In the 1960s, the mines in the Stockum catchment area gradually disappeared. In the early 1970s, however, the Stockum residents also began to take a critical view of the development plans for the city of Witten. In 1972 an initiative was formed against a planned new “Stockumer Mitte” with high-rise buildings. During construction work on Hörder Strasse on April 10, 1972, a prehistoric billet dam made of oak trunks was uncovered. On October 19, 1972, the last shift was driven in the Ringeltaube colliery in Düren ; the active mining period in Stockum / Düren ended after 400 years.

In the same year a waste transfer station was built in the Düren area. Since then, the city's residual waste has been compacted there and transported in containers to the Emscher landfill .

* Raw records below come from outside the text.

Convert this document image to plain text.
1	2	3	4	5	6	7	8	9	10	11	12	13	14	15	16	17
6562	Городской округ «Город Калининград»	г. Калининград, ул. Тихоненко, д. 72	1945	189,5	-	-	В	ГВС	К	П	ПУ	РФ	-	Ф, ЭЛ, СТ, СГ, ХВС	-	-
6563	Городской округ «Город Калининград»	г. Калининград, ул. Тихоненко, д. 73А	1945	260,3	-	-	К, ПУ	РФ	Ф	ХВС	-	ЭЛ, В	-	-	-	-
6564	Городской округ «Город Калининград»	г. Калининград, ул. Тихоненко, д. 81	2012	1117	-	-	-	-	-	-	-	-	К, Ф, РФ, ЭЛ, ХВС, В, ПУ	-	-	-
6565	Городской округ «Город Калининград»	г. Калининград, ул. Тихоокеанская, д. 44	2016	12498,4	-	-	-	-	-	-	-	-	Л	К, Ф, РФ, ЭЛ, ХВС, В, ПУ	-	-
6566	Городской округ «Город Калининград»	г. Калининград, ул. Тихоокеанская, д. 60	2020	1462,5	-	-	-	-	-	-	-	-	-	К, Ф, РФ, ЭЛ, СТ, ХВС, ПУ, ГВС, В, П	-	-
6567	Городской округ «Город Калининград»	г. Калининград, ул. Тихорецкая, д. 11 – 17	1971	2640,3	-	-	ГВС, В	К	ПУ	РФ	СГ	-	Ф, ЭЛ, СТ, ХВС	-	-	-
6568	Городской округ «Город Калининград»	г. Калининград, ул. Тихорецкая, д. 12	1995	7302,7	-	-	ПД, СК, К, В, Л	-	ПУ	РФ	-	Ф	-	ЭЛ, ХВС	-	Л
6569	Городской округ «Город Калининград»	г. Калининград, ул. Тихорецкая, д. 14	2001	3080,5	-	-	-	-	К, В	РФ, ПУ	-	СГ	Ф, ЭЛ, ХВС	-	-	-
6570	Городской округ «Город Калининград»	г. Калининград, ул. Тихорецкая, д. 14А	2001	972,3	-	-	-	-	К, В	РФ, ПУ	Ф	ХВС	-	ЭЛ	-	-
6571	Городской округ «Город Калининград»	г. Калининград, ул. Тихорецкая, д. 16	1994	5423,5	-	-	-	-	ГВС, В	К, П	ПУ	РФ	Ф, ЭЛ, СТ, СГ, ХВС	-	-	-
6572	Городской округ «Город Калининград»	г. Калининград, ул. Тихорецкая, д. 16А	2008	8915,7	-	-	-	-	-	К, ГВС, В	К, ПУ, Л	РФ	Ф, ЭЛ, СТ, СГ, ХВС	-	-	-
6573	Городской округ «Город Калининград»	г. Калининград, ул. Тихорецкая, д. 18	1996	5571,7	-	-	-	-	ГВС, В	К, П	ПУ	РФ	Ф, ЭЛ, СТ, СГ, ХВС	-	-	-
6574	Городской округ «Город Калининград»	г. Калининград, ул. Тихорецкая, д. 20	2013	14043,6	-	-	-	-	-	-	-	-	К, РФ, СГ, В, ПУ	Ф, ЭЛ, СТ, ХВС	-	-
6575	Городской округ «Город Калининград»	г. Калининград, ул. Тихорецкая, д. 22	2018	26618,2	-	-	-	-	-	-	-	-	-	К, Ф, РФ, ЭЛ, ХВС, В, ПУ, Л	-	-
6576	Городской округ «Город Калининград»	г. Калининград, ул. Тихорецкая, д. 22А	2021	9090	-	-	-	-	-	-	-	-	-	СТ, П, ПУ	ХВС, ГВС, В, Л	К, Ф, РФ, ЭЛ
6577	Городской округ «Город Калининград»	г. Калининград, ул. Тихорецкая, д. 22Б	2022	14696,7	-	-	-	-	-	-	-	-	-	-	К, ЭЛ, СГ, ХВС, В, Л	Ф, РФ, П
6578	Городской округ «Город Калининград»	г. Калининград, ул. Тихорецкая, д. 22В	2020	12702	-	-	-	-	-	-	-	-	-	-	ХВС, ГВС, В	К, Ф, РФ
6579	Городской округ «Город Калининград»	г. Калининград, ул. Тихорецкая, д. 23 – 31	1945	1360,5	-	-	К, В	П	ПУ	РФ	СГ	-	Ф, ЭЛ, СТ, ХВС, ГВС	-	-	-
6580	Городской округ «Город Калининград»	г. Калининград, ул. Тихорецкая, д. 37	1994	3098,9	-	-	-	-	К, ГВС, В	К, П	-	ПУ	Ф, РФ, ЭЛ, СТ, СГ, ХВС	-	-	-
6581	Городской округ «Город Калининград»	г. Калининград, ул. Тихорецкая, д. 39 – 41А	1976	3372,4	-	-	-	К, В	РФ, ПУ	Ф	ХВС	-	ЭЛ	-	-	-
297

In 1980/81 the old Catholic church was demolished and a new church with a community center was built. Also in 1980 the gymnasium built in 1928 was demolished. The old shaft building of the Wallfisch colliery was threatened with demolition, but it could be preserved and is now one of the oldest colliery buildings of this type.

See also

literature

  • Paul Brandenburg, Karl-Heinz Hildebrand: Witten. Streets, paths, squares. Märkische printing and publishing house, Witten 1989.
  • Rüdiger Jordan: Of capitals, pulpits and baptismal fonts. Klartext-Verlag, Essen 2006.
  • Michael Schenk (Ed.): Witten . Sutton Verlag, Erfurt 2004.
  • Wolfgang Zemter: Witten from old times . Meinerzhagen 1981.